Newsy

Dla pokolenia Z smartfony są wymarzonym prezentem pod choinkę. Zwykle kupowane są w stacjonarnych salonach operatorów

2018-12-19  |  06:15
Mówi:Artur Stankiewicz
Funkcja:dyrektor ds. marketingu rynku konsumenckiego
Firma:Orange Polska
  • MP4
  • Sprzęt elektroniczny to wymarzony prezent pod choinkę dla osób z pokolenia Z. Chciałby go otrzymać co czwarty urodzony po 1997 roku, a ponad połowa z nich uważa, że dla ich rówieśników najlepszym prezentem byłby smartfon. Od lat przed świętami Bożego Narodzenia rośnie zainteresowanie zakupem elektroniki. W 2017 roku chętnych na świąteczny zestaw Orange Love ze smartfonami było ponad połowę więcej niż kupujących pakiet w poprzednich miesiącach. Klientów przyciąga też elastyczna oferta, czyli możliwość zakupu telefonów na raty w dowolnym momencie trwania umowy.

    Z danych TrendForce wynika, że po pierwszych trzech kwartałach 2018 roku globalna sprzedaż smartfonów wzrosła o 8 proc., do blisko 380 mln sztuk. W Polsce telefon to od lat jeden z chętniej kupowanych prezentów.

    Z raportu Allegro „Ulubione prezenty Polaków 2018” wynika, że 21 proc. Polaków zamierza w tym roku kupić na prezent elektronikę lub AGD. Natomiast 24 proc. przyznało, że chciałoby znaleźć pod choinką coś z tej kategorii. Konkretnie na smartfona wskazało 18 proc. badanych. Polacy przyznają, że najlepsze ubiegłoroczne prezenty to właśnie elektronika, w szczególności smartfon i smart zegarek, a także konsola do gier i laptop.

    – Wśród najmłodszych najbardziej popularny jest sprzęt elektroniczny. Wśród osób z tzw. pokolenia Z, czyli urodzonych po 1997 roku, 25 proc. powiedziało, że chętnie dostałoby jako prezent smartfon pod choinkę – mówi agencji informacyjnej Newseria Biznes Artur Stankiewicz, dyrektor ds. marketingu rynku konsumenckiego w Orange Polska.

    Z badania Kantar Polska na zlecenie Orange Polska wynika, że według 53 proc. młodych ludzi smartfon byłby wymarzonym prezentem dla ich rówieśników.

    Prawie 40 proc. osób przy zakupie prezentów na święta Bożego Narodzenia korzysta zarówno ze sklepów stacjonarnych, jak i internetowych. Pozostałe 60 proc. dzieli się – po równo – na zwolenników tradycyjnych sklepów oraz zakupów w onlinie. W przypadku zakupu smartfonów te proporcje wyglądają nieco inaczej. Klienci wolą zobaczyć i przetestować na żywo dany sprzęt przed podjęciem ostatecznej decyzji.

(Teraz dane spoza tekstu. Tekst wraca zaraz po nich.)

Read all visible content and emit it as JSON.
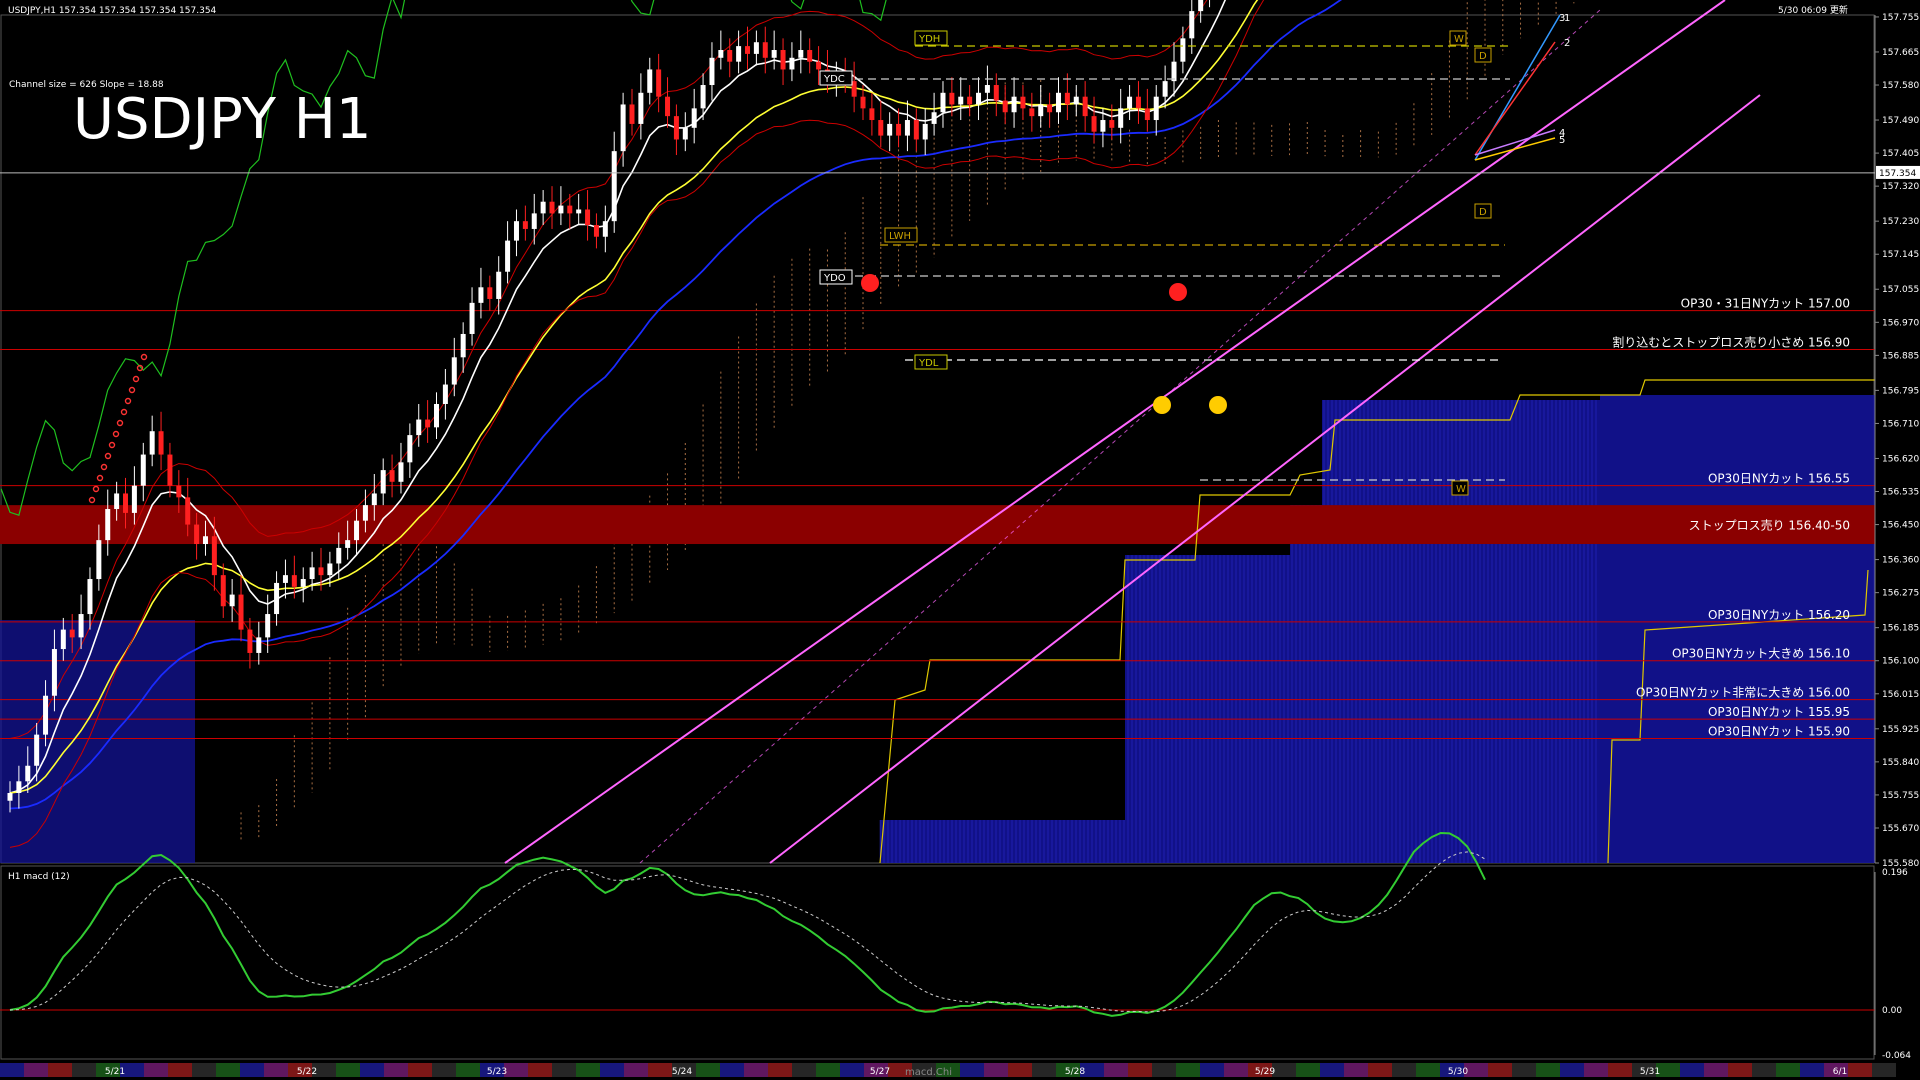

     75 proc. klientów jednak woli pójść do sklepu, zobaczyć ten telefon i go zakupić właśnie w naszym sklepie – wskazuje Artur Stankiewicz.

    Co roku przed świętami zainteresowanie telefonami rośnie, dlatego operatorzy na ten okres przygotowują specjalne ofert.

    W tym okresie telefony bardzo dobrze się sprzedają, dlatego staramy się odpowiadać na potrzeby klientów. Przykładowo w zeszłym roku mieliśmy promocję, w której do oferty Orange Love dawaliśmy Samsunga J3. Wówczas sprzedaż wzrosła nam o 60 proc. miesiąc do miesiąca. Podobnie było w tym roku w okresie Black Friday. Sprzedaliśmy ponad 10 tys. smartfonów z najwyższej półki – mówi Artur Stankiewicz.

    Także w tym roku operatorzy przygotowali świąteczną ofertę, m.in. w Orange to zestawy 2 smartfonów, z których jeden klient otrzymuje za złotówkę. Przy zakupie klienci zwracają jednak uwagę nie tylko na atrakcyjne ceny, ale i elastyczność oferty.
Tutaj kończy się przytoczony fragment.